A 50 gallons tank initially contains 10 gal of fresh water. At t = 0, a brine solution

containing 1 lb of salt per gallon is poured into the tank at the rate of 4 gal/min, while the

well-stirred mixture leaves the tank at the rate of 2 gal/min. Find

a. the amount of time required for overflow to occur

b. the amount of salt in the tank at the moment of overflow

Expert's answer

Let $s(t) =$ amount, in lb of salt at time $t.$ Then we have

$\dfrac{ds}{dt}=$ (rate of salt into tank) − (rate of salt out of tank)
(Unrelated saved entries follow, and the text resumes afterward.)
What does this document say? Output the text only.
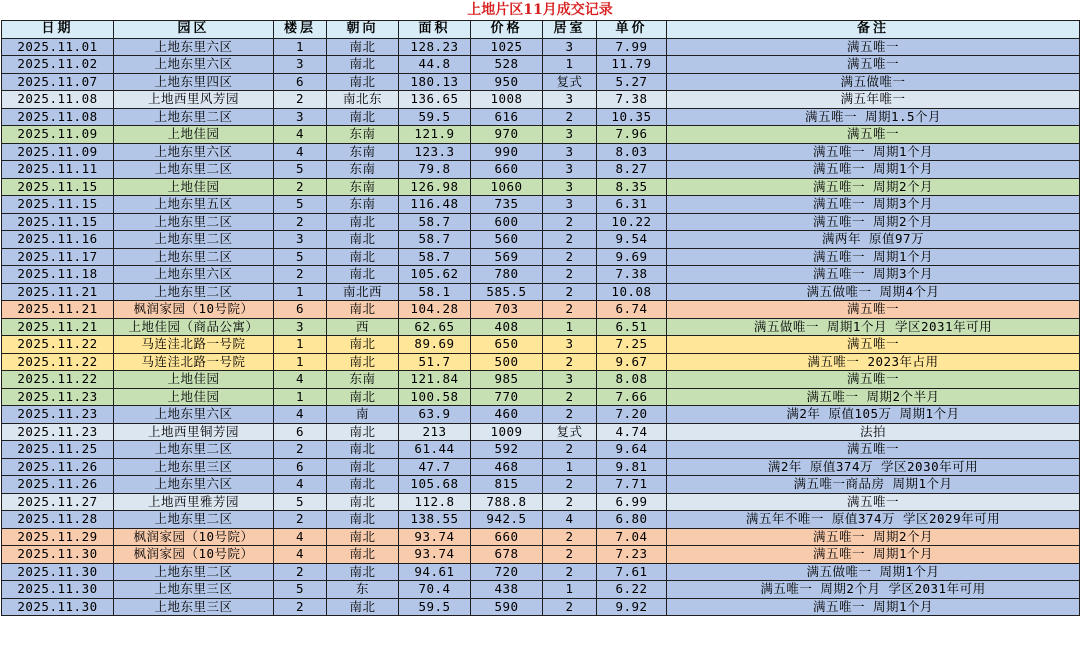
上地片区11月成交记录
日期	园区	楼层	朝向	面积	价格	居室	单价	备注
2025.11.01	上地东里六区	1	南北	128.23	1025	3	7.99	满五唯一
2025.11.02	上地东里六区	3	南北	44.8	528	1	11.79	满五唯一
2025.11.07	上地东里四区	6	南北	180.13	950	复式	5.27	满五做唯一
2025.11.08	上地西里风芳园	2	南北东	136.65	1008	3	7.38	满五年唯一
2025.11.08	上地东里二区	3	南北	59.5	616	2	10.35	满五唯一 周期1.5个月
2025.11.09	上地佳园	4	东南	121.9	970	3	7.96	满五唯一
2025.11.09	上地东里六区	4	东南	123.3	990	3	8.03	满五唯一 周期1个月
2025.11.11	上地东里二区	5	东南	79.8	660	3	8.27	满五唯一 周期1个月
2025.11.15	上地佳园	2	东南	126.98	1060	3	8.35	满五唯一 周期2个月
2025.11.15	上地东里五区	5	东南	116.48	735	3	6.31	满五唯一 周期3个月
2025.11.15	上地东里二区	2	南北	58.7	600	2	10.22	满五唯一 周期2个月
2025.11.16	上地东里二区	3	南北	58.7	560	2	9.54	满两年 原值97万
2025.11.17	上地东里二区	5	南北	58.7	569	2	9.69	满五唯一 周期1个月
2025.11.18	上地东里六区	2	南北	105.62	780	2	7.38	满五唯一 周期3个月
2025.11.21	上地东里二区	1	南北西	58.1	585.5	2	10.08	满五做唯一 周期4个月
2025.11.21	枫润家园（10号院）	6	南北	104.28	703	2	6.74	满五唯一
2025.11.21	上地佳园（商品公寓）	3	西	62.65	408	1	6.51	满五做唯一 周期1个月 学区2031年可用
2025.11.22	马连洼北路一号院	1	南北	89.69	650	3	7.25	满五唯一
2025.11.22	马连洼北路一号院	1	南北	51.7	500	2	9.67	满五唯一 2023年占用
2025.11.22	上地佳园	4	东南	121.84	985	3	8.08	满五唯一
2025.11.23	上地佳园	1	南北	100.58	770	2	7.66	满五唯一 周期2个半月
2025.11.23	上地东里六区	4	南	63.9	460	2	7.20	满2年 原值105万 周期1个月
2025.11.23	上地西里铜芳园	6	南北	213	1009	复式	4.74	法拍
2025.11.25	上地东里二区	2	南北	61.44	592	2	9.64	满五唯一
2025.11.26	上地东里三区	6	南北	47.7	468	1	9.81	满2年 原值374万 学区2030年可用
2025.11.26	上地东里六区	4	南北	105.68	815	2	7.71	满五唯一商品房 周期1个月
2025.11.27	上地西里雅芳园	5	南北	112.8	788.8	2	6.99	满五唯一
2025.11.28	上地东里二区	2	南北	138.55	942.5	4	6.80	满五年不唯一 原值374万 学区2029年可用
2025.11.29	枫润家园（10号院）	4	南北	93.74	660	2	7.04	满五唯一 周期2个月
2025.11.30	枫润家园（10号院）	4	南北	93.74	678	2	7.23	满五唯一 周期1个月
2025.11.30	上地东里二区	2	南北	94.61	720	2	7.61	满五做唯一 周期1个月
2025.11.30	上地东里三区	5	东	70.4	438	1	6.22	满五唯一 周期2个月 学区2031年可用
2025.11.30	上地东里三区	2	南北	59.5	590	2	9.92	满五唯一 周期1个月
\dfrac{ds}{dt}=1(4)-\dfrac{2s}{10+(4-2)t}

So we get the differential equation

\dfrac{ds}{dt}+\dfrac{s}{5+t}=4, s(0)=0

Integrating factor

\mu=5+t

(5+t)\dfrac{ds}{dt}+s=4(5+t)

d((5+t)s)=4(5+t)dt

Integrate

\int d((5+t)s)=\int4(5+t)dt

(5+t)s=20t+2t^2+C

s=\dfrac{20t+2t^2+C}{5+t}

s(0)=\dfrac{C}{5}=0=>C=0

s(t)=\dfrac{20t+2t^2}{5+t}

a. $V=10+2t=50=>t=20$

The tank overflows at $t=20$ min.

s(20)=\dfrac{20(20)+2(20)^2}{5+20}=48(lb)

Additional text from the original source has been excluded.